The organizers of the Harvard conference have leveraged their success to build a consortium of global health programs. The idea is that the gathering might become an annual event that rotates between schools. Within their institution, they are discussing expanded syllabi and new seminars.
"It's not a series of checked boxes, though, like once you have a decolonized syllabus or five or more women of color, you are officially decolonized," Amina Goheer, one of the organizers, told Devex. "It can't be so reductionist."
But their approach offers a guide for people at a variety of global health-focused institutions to at least open discussions about how they perceive colonialism within those organizations.
Outside the global health apparatus, awareness is also fundamental. In her research and practice, Dr. Leanne Brady, a doctoral candidate and one of the organizers of the Ghana session, said she has learned to "make room for different perspectives. There are many different ways to think about something and to work with those multiple perspectives, rather than just create a hierarchy," she said.
There are also opportunities to engage people, advocates said, so when an incident occurs such as LSE’s posting of a London-based job to build an Africa-centric network of health researchers, there is a cadre ready to ask why and propose alternatives. Beth Kreling, a senior policy fellow at LSE's department of health policy, told Devex the position was ultimately filled at the university but that it would be part of a larger project that would see the bulk of the research capacity based in Africa.
On a national level, Thompson said the shifting dynamics of global health might spur these conversations along. Specifically, the international push for universal health coverage — headlined by the upcoming United Nations high-level meeting in September — tasks countries with setting their own health priorities, which is an opportunity for decolonizing, she said.
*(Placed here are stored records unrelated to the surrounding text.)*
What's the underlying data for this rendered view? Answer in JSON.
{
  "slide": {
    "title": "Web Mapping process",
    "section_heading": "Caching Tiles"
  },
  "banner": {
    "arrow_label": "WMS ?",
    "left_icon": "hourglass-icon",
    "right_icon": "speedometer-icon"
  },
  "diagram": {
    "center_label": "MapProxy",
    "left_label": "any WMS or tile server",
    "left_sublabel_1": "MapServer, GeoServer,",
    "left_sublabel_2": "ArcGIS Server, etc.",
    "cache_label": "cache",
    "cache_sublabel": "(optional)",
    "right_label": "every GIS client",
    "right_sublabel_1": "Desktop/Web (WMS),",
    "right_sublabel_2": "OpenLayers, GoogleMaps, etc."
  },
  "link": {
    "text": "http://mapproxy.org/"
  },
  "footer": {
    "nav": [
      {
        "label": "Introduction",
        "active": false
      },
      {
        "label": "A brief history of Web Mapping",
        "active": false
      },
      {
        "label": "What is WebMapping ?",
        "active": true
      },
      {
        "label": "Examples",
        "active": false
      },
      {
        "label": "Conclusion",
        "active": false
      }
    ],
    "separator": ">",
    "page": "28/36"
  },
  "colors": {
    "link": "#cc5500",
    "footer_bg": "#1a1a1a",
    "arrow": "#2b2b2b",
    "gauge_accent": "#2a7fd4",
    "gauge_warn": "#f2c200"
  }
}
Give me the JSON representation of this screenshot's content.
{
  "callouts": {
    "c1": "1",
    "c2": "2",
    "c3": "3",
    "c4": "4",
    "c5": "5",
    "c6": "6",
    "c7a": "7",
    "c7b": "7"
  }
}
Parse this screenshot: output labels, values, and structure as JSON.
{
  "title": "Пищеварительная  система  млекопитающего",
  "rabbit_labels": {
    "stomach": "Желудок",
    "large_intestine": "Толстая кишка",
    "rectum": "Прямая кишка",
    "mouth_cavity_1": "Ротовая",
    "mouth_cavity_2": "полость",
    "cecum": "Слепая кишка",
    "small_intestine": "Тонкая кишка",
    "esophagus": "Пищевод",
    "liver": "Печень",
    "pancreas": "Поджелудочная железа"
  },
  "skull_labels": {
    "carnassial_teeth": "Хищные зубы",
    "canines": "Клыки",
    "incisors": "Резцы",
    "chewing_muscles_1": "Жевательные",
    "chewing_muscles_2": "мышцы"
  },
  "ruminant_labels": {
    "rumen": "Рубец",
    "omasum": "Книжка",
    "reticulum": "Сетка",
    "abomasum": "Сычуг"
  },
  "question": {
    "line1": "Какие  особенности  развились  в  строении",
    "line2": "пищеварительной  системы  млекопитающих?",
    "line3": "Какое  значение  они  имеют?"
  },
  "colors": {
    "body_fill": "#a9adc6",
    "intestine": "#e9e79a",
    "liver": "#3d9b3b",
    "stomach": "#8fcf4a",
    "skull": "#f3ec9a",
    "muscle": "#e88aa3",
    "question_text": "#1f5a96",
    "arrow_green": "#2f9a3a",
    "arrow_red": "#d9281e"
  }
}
Countries might be freed to more critically examine international approaches to health care that have been handed on to them, and push for solutions that better accommodate their situation.
In sub-Saharan Africa, for instance, the global community has championed long-lasting depo provera as a favored form of birth control, despite concerns that it might increase a woman’s risk of acquiring HIV. In constructing a basic benefits package, governments may decide to subsidize forms of birth control that do not come with the same risk. They will be able to make domestically minded decisions about a range of services, Thompson said, “throwing up a lot of interesting discussions.”
Guinto added, though, that countries transitioning to UHC are getting plenty of guidance, if not financing, from the existing international order.
"We already know there are things that are wrong with this global health architecture and this global health system," Guinto said. "And there are some ideas of what to do. But hopefully starting at the colonial discussion will lead us to different answers."